Si la zone rouge est à 10.000 tours/minute, on tire jusque 7.000 tr/min.
Avec le pied gauche qui reste positionné sous le sélecteur, couper les gaz très vite et débrayer en même temps d’un coup, passer la 2e, relâcher l’embrayage rapidement.
Débrayer de nouveau très vite, passer la 3e, relâcher une dernière fois l’embrayage et garder un filet de gaz pour une vitesse stabilisée d’environ 45 km/h.
Il est possible de monter les deux rapports d'affilée, sans relâcher le levier.
Il faut passer la 3e avant la ligne de chronométrage, sans attendre d’être à la hauteur du premier plot de slalom.

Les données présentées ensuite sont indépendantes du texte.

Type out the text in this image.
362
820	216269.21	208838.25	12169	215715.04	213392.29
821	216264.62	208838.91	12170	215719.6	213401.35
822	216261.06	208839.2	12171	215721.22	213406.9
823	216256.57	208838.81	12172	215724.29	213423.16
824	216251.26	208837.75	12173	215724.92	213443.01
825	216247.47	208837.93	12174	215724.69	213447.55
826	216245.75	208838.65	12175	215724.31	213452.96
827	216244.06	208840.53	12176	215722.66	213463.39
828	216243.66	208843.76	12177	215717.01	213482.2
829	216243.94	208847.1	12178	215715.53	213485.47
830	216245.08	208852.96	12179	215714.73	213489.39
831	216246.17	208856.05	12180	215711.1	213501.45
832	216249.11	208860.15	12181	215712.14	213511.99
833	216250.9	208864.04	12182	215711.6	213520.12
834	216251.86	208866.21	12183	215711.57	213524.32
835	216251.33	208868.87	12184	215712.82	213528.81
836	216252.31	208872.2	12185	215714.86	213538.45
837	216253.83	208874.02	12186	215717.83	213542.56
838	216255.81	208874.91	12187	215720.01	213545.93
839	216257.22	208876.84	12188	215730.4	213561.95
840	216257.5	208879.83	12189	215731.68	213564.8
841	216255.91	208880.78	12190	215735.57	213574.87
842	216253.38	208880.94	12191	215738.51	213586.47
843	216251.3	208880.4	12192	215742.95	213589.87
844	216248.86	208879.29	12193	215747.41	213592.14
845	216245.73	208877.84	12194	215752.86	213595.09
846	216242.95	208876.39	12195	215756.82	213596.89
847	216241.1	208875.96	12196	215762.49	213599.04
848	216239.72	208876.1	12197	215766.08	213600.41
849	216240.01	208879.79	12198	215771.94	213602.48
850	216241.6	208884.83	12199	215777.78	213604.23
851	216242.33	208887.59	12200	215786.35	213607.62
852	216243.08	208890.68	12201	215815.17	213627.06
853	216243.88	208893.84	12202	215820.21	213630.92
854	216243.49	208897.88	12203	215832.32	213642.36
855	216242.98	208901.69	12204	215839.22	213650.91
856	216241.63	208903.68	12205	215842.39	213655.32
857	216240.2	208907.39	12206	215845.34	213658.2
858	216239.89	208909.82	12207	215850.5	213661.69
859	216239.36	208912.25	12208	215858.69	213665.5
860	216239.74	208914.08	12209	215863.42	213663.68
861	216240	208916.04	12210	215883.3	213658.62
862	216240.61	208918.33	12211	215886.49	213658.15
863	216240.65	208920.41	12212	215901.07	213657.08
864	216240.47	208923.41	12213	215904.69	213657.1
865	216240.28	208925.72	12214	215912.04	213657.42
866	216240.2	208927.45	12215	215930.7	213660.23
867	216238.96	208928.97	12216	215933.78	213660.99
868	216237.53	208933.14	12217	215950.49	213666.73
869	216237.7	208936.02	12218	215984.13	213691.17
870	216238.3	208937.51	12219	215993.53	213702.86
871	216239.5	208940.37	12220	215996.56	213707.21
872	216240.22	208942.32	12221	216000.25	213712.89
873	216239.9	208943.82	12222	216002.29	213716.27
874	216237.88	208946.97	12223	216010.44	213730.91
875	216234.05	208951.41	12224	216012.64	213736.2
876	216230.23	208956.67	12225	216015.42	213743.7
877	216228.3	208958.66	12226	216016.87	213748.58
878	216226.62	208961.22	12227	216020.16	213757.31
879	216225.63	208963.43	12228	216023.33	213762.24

Cela permet de commencer le slalom trois ou quatre mètres AVANT d’être à la hauteur du premier plot.
Il faut incliner la moto pour viser le premier plot, comme si vous vouliez lui passer dessus. En fait, vous allez passer juste derrière, ce qui permet de passer dans la première moitié des portes, sans jamais risquer de toucher un plot, en restant au plus près de l’axe médian, sans s’en éloigner de plus d’un mètre de part et d’autre.
Avec cette technique, on passe la montée du slalom sur le bon tempo (environ 45 km/h) pour un aller entre 8 et 9 secondes avant d’attaquer le demi-tour. Ce qui permet de faire le retour sur un rythme moins soutenu (35-40 km/h), à condition que le demi-tour soit correct.
Important : Regarder loin, au bout de la piste, ne pas regarder les cônes au sol !
* * *
Le demi-tour
Beaucoup d'élèves et de formateurs le négligent, alors que c'est une manoeuvre importante, fondamentale et surtout complexe !
Le demi-tour fait intervenir de multiples savoirs-faire qu'il faut maîtriser un par un avant de tous les combiner sur un laps de temps très court : placement du regard, freinage court et puissant, rétrogradage rapide, gestion du braquage de guidon, maîtrise des appuis, gestion du point de patinage et de l'accélérateur, dosage de l'accélération, remontée de rapports rapide...
Enchaîner tout cela proprement demande de l'entraînement.
1. Préparation du demi-tour, en trois points
Premier point, le regard
Tout au long du slalom aller, le regard doit rester constamment sur le plot central du demi-tour.
Deuxième point, l'allure.
A la sortie du slalom aller, coup de gaz pour aller vers le demi-tour.
N’hésitez pas à accélérer fort. Vous êtes en 3e, la moto ne va pas lever la roue avant…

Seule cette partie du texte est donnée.